Olivier Proust from the Law Firm Fieldfisher has published a comparative table of what is new on the July cookie guidance to compare with the 2013 guidelines in CNIL publishes revised guidelines on cookies and other tracking technology. A larger scope, a new legal ground now based on the Article 82 of the amended French Data Protection Act, adapting to the GDPR standard of consent. It is specifically mentioned that browser settings ‘do not provide enough information to users, and therefore, do not enable to obtain informed consent.’

Additionally, the CNIL takes the position that in certain conditions ‘Cookies used to measure audiences on a web site or mobile app may be exempt from consent’

How these rules are currently implemented by the major websites in France?

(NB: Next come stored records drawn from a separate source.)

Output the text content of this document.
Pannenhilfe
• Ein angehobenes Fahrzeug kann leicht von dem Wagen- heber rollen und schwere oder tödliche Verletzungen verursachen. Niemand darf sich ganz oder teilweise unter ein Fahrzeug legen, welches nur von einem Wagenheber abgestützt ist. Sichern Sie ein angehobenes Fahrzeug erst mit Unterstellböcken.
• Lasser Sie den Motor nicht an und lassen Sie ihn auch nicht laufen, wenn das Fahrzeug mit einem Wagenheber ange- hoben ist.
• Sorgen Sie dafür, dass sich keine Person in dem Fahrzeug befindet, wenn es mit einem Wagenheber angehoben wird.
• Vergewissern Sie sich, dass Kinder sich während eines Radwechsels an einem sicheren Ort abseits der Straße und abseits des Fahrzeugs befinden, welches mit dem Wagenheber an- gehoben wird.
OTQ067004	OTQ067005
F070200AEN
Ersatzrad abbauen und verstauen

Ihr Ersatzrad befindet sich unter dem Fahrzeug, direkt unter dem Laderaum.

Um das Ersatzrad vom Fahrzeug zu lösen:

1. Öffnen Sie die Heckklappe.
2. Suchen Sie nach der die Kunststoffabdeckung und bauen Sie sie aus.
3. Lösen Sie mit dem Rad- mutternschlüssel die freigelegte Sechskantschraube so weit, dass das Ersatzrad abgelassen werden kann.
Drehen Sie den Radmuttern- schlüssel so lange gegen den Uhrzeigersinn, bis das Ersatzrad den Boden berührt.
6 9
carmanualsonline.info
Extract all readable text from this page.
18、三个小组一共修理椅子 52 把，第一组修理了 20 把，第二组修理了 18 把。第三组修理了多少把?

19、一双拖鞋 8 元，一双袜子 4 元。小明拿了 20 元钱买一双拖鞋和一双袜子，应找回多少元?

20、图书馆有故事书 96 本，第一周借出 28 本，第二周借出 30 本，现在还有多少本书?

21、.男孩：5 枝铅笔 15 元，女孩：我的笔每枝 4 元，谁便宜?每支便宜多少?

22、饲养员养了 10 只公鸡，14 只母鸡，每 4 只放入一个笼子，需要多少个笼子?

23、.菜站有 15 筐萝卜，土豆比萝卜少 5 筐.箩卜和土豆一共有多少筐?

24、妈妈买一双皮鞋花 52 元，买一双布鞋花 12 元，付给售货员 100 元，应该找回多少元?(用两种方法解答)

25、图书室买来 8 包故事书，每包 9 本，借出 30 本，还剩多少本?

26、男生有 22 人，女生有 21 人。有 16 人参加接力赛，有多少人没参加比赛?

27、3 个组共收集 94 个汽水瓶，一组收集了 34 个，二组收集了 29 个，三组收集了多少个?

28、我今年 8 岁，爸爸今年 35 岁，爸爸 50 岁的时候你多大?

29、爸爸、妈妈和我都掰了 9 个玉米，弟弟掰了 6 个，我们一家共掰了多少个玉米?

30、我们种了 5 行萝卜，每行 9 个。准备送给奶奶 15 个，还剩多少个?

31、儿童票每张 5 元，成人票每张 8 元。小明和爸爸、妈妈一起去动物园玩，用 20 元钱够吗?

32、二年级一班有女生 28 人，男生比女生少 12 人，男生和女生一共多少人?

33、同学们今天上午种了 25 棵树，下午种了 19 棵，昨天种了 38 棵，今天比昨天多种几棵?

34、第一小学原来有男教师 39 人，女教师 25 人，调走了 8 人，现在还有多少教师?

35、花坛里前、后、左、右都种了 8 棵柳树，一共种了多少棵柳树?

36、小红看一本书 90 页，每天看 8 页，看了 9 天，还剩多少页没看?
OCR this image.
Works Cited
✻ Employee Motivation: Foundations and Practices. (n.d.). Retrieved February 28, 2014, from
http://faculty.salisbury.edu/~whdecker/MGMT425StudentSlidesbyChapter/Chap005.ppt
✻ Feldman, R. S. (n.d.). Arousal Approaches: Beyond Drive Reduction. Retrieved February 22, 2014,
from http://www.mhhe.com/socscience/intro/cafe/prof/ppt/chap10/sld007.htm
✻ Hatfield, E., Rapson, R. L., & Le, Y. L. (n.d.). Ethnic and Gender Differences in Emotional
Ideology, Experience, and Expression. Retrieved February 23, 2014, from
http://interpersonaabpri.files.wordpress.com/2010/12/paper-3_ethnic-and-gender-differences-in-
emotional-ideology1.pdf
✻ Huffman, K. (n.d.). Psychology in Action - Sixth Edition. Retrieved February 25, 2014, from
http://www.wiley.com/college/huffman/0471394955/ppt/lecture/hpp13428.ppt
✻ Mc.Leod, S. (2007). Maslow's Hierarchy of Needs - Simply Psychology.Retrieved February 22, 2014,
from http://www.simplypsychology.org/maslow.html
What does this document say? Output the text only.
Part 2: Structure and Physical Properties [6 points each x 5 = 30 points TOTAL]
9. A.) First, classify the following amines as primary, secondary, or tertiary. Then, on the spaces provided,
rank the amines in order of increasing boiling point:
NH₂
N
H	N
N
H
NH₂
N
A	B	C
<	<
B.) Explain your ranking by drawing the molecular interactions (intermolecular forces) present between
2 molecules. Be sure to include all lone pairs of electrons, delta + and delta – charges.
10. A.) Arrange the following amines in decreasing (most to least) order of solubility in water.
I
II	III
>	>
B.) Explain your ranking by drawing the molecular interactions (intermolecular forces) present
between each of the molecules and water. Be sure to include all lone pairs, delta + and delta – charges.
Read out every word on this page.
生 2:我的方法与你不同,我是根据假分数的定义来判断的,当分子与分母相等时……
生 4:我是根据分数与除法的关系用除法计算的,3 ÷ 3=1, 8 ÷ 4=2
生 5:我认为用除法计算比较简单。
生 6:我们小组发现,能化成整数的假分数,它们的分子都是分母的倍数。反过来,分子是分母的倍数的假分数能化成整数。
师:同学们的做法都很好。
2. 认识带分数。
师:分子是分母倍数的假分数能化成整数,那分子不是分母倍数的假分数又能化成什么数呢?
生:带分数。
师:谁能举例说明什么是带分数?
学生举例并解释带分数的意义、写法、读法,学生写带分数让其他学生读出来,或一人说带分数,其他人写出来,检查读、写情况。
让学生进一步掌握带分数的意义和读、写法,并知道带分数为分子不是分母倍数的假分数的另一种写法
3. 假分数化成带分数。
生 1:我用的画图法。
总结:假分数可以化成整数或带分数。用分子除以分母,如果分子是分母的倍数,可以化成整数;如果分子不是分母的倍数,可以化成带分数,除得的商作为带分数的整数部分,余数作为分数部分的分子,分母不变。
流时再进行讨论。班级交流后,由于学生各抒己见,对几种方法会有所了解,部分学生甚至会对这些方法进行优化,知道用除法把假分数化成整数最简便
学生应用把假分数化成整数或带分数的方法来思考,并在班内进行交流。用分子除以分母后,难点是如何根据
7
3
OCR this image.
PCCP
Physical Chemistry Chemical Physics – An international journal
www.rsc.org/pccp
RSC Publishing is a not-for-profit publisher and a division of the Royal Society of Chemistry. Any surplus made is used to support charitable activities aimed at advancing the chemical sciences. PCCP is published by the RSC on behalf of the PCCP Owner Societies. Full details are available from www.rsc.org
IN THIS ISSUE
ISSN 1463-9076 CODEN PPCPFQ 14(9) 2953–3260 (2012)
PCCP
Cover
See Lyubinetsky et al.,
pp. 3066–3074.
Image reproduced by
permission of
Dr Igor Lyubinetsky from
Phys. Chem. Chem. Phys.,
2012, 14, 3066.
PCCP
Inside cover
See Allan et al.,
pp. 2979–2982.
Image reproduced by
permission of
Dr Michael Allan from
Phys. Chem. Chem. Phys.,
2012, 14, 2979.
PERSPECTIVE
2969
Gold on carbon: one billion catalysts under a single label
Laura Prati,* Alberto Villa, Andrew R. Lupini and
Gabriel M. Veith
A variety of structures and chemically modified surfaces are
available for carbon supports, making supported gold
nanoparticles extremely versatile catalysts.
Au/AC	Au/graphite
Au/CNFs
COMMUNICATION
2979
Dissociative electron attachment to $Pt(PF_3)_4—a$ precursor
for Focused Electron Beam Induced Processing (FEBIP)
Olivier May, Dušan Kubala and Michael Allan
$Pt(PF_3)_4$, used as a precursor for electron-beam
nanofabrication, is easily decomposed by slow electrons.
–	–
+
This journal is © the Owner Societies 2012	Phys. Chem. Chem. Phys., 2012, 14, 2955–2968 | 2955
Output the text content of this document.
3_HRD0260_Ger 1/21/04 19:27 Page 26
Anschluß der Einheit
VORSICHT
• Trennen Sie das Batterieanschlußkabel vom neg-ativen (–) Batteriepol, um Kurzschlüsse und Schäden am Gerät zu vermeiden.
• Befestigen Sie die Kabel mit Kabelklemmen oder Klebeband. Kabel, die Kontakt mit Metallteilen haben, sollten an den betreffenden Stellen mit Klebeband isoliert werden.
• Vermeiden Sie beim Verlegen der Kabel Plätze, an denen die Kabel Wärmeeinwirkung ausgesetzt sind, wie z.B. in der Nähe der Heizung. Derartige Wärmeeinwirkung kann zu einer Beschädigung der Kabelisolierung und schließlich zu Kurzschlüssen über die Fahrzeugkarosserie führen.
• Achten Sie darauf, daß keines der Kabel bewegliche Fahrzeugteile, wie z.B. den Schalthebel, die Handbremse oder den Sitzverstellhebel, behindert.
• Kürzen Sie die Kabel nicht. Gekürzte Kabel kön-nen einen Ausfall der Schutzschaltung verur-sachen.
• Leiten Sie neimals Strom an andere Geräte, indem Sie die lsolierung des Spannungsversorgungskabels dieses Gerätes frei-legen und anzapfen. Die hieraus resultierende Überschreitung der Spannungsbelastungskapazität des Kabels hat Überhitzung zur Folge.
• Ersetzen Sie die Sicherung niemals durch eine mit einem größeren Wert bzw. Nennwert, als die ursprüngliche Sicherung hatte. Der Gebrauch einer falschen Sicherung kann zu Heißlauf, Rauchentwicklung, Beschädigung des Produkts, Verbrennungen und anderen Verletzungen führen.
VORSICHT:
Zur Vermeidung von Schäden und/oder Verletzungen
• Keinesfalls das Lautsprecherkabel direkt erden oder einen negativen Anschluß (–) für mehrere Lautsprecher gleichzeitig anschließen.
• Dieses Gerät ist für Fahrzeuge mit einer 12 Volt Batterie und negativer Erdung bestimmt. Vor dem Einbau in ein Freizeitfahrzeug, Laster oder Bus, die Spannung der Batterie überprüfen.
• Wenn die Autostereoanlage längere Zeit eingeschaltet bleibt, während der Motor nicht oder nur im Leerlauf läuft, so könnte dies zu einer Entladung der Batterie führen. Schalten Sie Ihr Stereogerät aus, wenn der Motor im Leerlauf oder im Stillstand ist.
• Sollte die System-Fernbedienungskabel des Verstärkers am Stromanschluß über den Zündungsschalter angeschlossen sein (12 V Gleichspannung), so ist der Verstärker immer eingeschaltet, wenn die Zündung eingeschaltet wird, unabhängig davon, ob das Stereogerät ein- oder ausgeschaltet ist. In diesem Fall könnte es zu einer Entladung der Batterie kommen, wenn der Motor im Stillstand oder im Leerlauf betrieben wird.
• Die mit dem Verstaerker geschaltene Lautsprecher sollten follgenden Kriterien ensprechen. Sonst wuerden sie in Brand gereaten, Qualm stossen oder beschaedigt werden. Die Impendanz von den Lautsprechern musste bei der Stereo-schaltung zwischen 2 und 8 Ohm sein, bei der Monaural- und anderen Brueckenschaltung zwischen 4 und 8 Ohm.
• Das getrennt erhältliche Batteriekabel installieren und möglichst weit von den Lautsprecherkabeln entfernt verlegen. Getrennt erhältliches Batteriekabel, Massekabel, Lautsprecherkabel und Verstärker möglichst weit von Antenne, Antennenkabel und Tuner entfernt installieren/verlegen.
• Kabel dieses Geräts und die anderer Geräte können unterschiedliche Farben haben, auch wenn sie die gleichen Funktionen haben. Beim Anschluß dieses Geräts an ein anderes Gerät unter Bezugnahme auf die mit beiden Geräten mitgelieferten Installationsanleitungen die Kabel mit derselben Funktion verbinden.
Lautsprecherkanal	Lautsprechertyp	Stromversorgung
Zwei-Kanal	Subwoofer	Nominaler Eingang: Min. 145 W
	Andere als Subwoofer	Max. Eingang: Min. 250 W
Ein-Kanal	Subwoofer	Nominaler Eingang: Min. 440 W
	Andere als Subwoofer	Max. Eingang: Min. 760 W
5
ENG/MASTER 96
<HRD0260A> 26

No one better than lawyers could read and implement regulations. Lawyers handle sensitive data bound under professional confidentiality.  Some advise other organisations they influence on their implementation of the regulation. We have been analysing the French national Bar’s website as well as the major law society website in the Capital city avocatparis.org

The website has a “mentions légales” for legal matters with a very succinct mention of the Loi Informatique et Libertés, “Loi n° 78-17 du 6 Janvier 1978 relative à l’informatique, aux fichiers et aux libertés

“En regard de la loi 78-17 du 6 Janvier 1978, vous disposez d’un droit d’accès et de rectification aux données personnelles vous concernant.

Il suffit d’en faire la demande à : droit_acces@avocatparis.org”

The requirements of the Article 13 GDPR are grossly missing to provide the regulatory transparency. The website lack encryption certificate as well.

As for the cookies, a banner online gives the option to accept cookies that are placed as soon as the website is accessed, So no privacy by default.

If the visitor wanted to know more, click the button ‘en savoir plus’ takes you to the CNIL’s webpage explaining the requirements they had ignored!!

No privacy by design as there is no way to disable cookie dropping.

Lack of transparency means visitors are in total ignorance of id collected from them. no privacy on the website inform the visitors that their web browsing, IP address and other websites they will visit will be logged and shared and made accessible to other users of their electronic devices.

No consent is requested therefore no option to modulate the drop of cookies ans part of what should be privacy by default.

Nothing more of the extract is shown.